Bia vive em uma casa de madeira distante apenas alguns passos do Rio Jacuí. No mesmo terreno em que mora, a família mantém o Reino de Yemanjá e Oxossi.
No espaço, é oferecido acolhimento físico e espiritual. A peça que abriga pretos velhos, caboclos e outras tantas oferendas também protege os instrumentos musicais da escola de samba Unidos do Pôr do Sol. A mãe de santo toca o tambor do terreiro e também puxa o enredo da agremiação criada para levar alegria ao sofrido povo da ilha.
— O nosso grito de guerra: "te amo, pôr do sol, até morrer" — canta, enquanto sustenta a bandeira. Além de intérprete, Bia é presidente da escola de samba.
A família chegou à região ligada ao continente pela Ponte do Guaíba na metade da década de 1950. A mãe de Bia, Leoni tinha doze anos de idade e foi trazida pelo pai, que trocou Charqueadas, na Região Carbonífera, pelas terras quase inóspitas da Capital. O período é relembrado com tristeza:
— Naquela época me chamavam de “anu”, aquele pássaro preto, sabe? Ou diziam que o corvo tava vindo, o macaco... larguei o colégio de vergonha, pelo racismo — recorda a matriarca.
Leoni tem hoje 78 anos e coordena a ala das baianas na escola de samba. Tem um dom diferente de Bia na unidade territorial tradicional: é a benzedeira da casa.
A paz que se sente ao acessar o imóvel explica por que há tantos nomes e pedidos espalhados pelo congá, espécie de altar com as representações de matriz africana. A ajuda através das entidades se manifestou há 45 anos, segundo Bia.
— Eu tinha 15 anos, e as pessoas me procuravam por doença, por tristeza ou por alguma desavença. Já não era eu, mas as minhas entidades. E aqui aceitamos todos, não importa a religião. Foi o juramento que fiz, fazer o bem sem olhar a quem — garante.
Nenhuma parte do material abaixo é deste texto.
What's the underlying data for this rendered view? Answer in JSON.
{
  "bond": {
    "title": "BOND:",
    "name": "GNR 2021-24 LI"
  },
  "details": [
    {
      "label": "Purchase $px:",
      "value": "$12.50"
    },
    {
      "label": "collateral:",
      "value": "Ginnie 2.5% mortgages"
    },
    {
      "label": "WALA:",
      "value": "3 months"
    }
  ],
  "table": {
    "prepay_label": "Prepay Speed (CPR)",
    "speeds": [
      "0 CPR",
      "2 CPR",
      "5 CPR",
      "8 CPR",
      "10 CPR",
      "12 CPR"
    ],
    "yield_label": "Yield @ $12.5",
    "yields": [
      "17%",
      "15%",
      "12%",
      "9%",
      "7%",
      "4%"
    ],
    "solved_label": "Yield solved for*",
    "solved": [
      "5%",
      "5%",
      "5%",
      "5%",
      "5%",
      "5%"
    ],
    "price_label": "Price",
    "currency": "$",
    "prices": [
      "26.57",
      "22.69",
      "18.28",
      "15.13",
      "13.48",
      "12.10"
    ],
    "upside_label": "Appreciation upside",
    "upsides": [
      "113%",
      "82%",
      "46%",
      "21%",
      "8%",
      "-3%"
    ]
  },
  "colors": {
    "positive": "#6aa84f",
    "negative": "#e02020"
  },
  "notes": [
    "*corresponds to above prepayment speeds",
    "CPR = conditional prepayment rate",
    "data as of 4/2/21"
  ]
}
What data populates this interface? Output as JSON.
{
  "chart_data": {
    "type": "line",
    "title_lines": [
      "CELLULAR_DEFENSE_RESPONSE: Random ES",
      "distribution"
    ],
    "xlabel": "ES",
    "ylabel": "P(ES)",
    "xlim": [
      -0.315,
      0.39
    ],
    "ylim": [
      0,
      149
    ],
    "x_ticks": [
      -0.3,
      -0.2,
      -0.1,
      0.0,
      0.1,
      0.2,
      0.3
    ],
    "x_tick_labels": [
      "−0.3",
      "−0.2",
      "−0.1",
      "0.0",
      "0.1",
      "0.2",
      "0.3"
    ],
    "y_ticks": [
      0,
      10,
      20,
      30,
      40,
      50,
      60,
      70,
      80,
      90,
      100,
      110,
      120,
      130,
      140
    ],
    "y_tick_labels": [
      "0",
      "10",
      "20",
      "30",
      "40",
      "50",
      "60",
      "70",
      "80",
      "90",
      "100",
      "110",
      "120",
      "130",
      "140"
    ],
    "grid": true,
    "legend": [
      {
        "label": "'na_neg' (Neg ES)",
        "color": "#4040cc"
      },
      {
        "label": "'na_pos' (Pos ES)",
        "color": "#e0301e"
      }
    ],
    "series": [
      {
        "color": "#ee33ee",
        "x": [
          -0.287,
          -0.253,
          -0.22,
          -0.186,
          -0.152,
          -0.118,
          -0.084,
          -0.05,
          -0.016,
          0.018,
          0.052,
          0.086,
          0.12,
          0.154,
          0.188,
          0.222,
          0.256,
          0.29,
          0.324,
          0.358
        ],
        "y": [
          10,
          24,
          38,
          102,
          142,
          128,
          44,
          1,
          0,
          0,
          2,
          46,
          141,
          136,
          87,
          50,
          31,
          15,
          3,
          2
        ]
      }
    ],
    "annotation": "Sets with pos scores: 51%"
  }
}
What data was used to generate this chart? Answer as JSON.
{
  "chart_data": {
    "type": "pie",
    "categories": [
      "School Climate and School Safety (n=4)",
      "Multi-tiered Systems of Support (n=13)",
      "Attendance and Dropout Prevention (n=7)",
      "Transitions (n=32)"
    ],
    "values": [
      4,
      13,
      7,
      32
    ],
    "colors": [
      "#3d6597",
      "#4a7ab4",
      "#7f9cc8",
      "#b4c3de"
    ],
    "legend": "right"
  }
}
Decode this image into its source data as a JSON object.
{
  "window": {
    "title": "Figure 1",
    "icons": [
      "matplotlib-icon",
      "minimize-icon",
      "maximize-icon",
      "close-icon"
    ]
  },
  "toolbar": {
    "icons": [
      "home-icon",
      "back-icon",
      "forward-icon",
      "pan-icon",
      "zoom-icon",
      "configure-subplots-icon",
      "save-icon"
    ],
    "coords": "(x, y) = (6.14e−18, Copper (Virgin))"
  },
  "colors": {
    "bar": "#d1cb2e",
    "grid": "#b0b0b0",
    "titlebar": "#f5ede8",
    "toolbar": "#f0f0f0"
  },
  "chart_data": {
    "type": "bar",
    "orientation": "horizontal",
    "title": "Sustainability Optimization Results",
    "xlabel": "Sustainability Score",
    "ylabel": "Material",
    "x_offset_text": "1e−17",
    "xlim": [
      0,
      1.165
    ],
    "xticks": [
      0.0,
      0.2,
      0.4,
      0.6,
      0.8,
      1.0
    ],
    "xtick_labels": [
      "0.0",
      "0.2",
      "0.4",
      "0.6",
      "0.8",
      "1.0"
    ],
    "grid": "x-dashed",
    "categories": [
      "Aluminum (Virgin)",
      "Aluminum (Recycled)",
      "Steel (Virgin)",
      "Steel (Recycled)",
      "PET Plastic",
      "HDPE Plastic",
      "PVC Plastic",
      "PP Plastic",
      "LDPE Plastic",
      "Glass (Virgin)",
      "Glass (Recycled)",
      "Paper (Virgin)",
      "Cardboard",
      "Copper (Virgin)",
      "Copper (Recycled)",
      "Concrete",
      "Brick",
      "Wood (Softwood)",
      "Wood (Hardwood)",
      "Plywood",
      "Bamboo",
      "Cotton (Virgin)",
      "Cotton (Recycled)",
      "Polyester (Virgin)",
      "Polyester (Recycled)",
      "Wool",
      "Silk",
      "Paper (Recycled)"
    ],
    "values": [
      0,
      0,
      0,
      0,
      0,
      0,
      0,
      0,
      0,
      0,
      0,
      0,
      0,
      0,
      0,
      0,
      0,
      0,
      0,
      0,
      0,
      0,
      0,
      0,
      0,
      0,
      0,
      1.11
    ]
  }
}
Ensinamentos do povo negro
A mãe de santo não teve acesso ao ensino superior – como boa parte dos negros no Brasil, reitera. Contudo, além de cursos nas mais diversas áreas, teve professores da “história oral do povo negro”, como define os ensinamentos repassados que a formaram como educadora popular.
As experiências são compartilhadas em palestras em universidades, nos debates para os quais é convidada, em oficinas ministradas aos jovens da rede integrada de proteção à criança e adolescente das ilhas ou ainda com as acolhidas pelo Instituto Camélia, organização sem fins lucrativos pela qual ela e outras mulheres empreendem.
— Temos quitandas com produtos orgânicos, da agricultura familiar. Tudo de uma rede de mulheres negras. Mostramos que a periferia pode comer bem, de forma saudável e com preço popular – encerra.